Pas d’option militaire, aucune condition réunie

Aucune « option militaire n’est sur la table ». Même l’idée d’une No Fly Zone, niveau minimum d’une intervention militaire n’est « pas un point en débat actuellement », précise notre interlocuteur. Lors de la discussion sur le projet de résolution Syrie à l’ONU, ce point ne figurait d’ailleurs, « à aucun moment » dans le projet, ni « n’a été envisagé ». D’ailleurs au niveau politique, aucune condition présente dans la situation libyenne ne se trouve remplie. Pour la Libye, « il y avait eu de claires conditions posées au niveau du Conseil européen : une demande des pays de la région, notamment la Ligue arabe ; une résolution de l’ONU qui l’autorise ; une opération limitée aux besoins constatés sur place. » Pour la Syrie, il n’y a rien de tout çà. « La Ligue arabe n’a jamais rien demandé. Le projet de résolution demandant l’arrêt de la violence et un processus politique ne faisait pas mention de la No Fly Zone. Personne n’a demandé une opération militaire ni demandé l’utilisation de moyens militaires. » Bref, fermez le ban…

Le mot OTAN tabou

Et même le mot OTAN devient tabou au plan diplomatique. Si l’UE a ainsi annoncé des « contacts réguliers » avec la Ligue Arabe et des « concertations quotidiennes » avec les Etats-Unis, en revanche, elle refuse tout contact avec l’OTAN. « Nous n’avons eu contact » précise ce diplomate qui veut éviter tout amalgame. « Nous évitons toute mention de l’organisation internationale mentionnée. (Car) c’est une des vraies difficultés que l’on avec les Chinois et Russes. Tout rappel de l’opération libyenne suscite une certaine « réserve », y compris chez nos amis arabes ».

Pas de livraison d’armes

Quant à la livraison d’armes aux insurgés, elle ne paraît pas être la voie suivie par l’UE. « Il existe effectivement des livraisons d’armes qui passent la frontière. Nous avons reçu des indications claires. » Mais nous ne voulons pas aller dans cette direction. « Aller vers des livraisons d’armes de manière officielle, c’est entretenir la guerre civile ».

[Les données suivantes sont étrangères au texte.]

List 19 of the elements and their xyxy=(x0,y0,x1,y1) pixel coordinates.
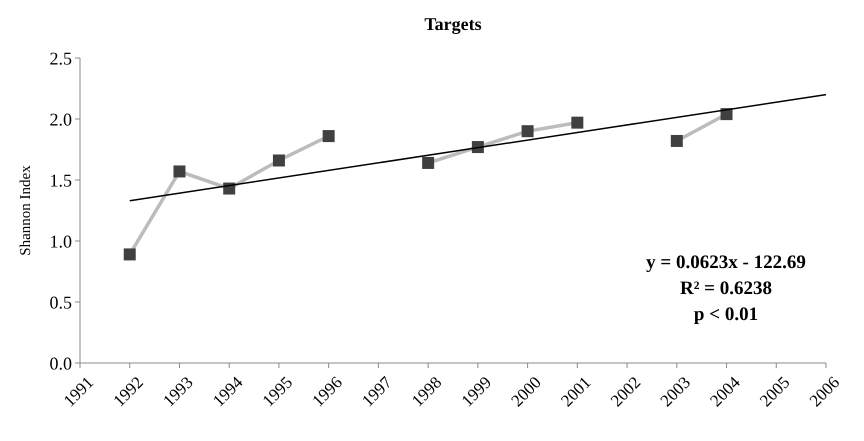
y-tick-label: 2.5 xyxy=(50,48,72,68)
point xyxy=(571,116,584,129)
y-tick-label: 0.0 xyxy=(50,353,72,374)
chart-title: Targets xyxy=(424,14,482,34)
point xyxy=(173,165,186,178)
point xyxy=(670,134,683,147)
point xyxy=(522,125,534,138)
annotation: R² = 0.6238 xyxy=(680,278,772,299)
point xyxy=(124,248,136,260)
y-tick-label: 1.0 xyxy=(50,231,72,252)
annotation: p < 0.01 xyxy=(694,304,758,325)
point xyxy=(322,130,335,142)
y-axis-title: Shannon Index xyxy=(18,164,34,256)
annotation: y = 0.0623x - 122.69 xyxy=(646,252,806,273)
point xyxy=(422,156,434,169)
y-tick-label: 2.0 xyxy=(50,109,72,130)
point xyxy=(272,154,285,166)
y-tick-label: 0.5 xyxy=(50,292,72,312)
y-tick-label: 1.5 xyxy=(50,170,72,190)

Commentaire : Dans ces propos, il y a de la diplomatie réelle. Mais aussi un constat. L’opération en Libye a été un succès militaire. Mais le prix diplomatique à payer se révèle aujourd’hui plus forte que ses initiateurs l’avaient prévu. La Russie, notamment, la Chine, également, ne veulent plus apparaître comme des Etats croupions suivant l’avis général. L’opposition de la Russie sur la question syrienne est fondamentale. A Moscou, on ne veut à aucun prix d’un scenario à la Libyenne. Et si l’abandon du régime ne semble pas trop poser de problème, en fait, au régime russe, c’est la méthode qui importe. Hors de question de laisser les occidentaux agir seuls. C’est la Russie qui doit apparaître comme le Deus ex machina de la situation syrienne. C’est une question non seulement de prestige mais de puissance.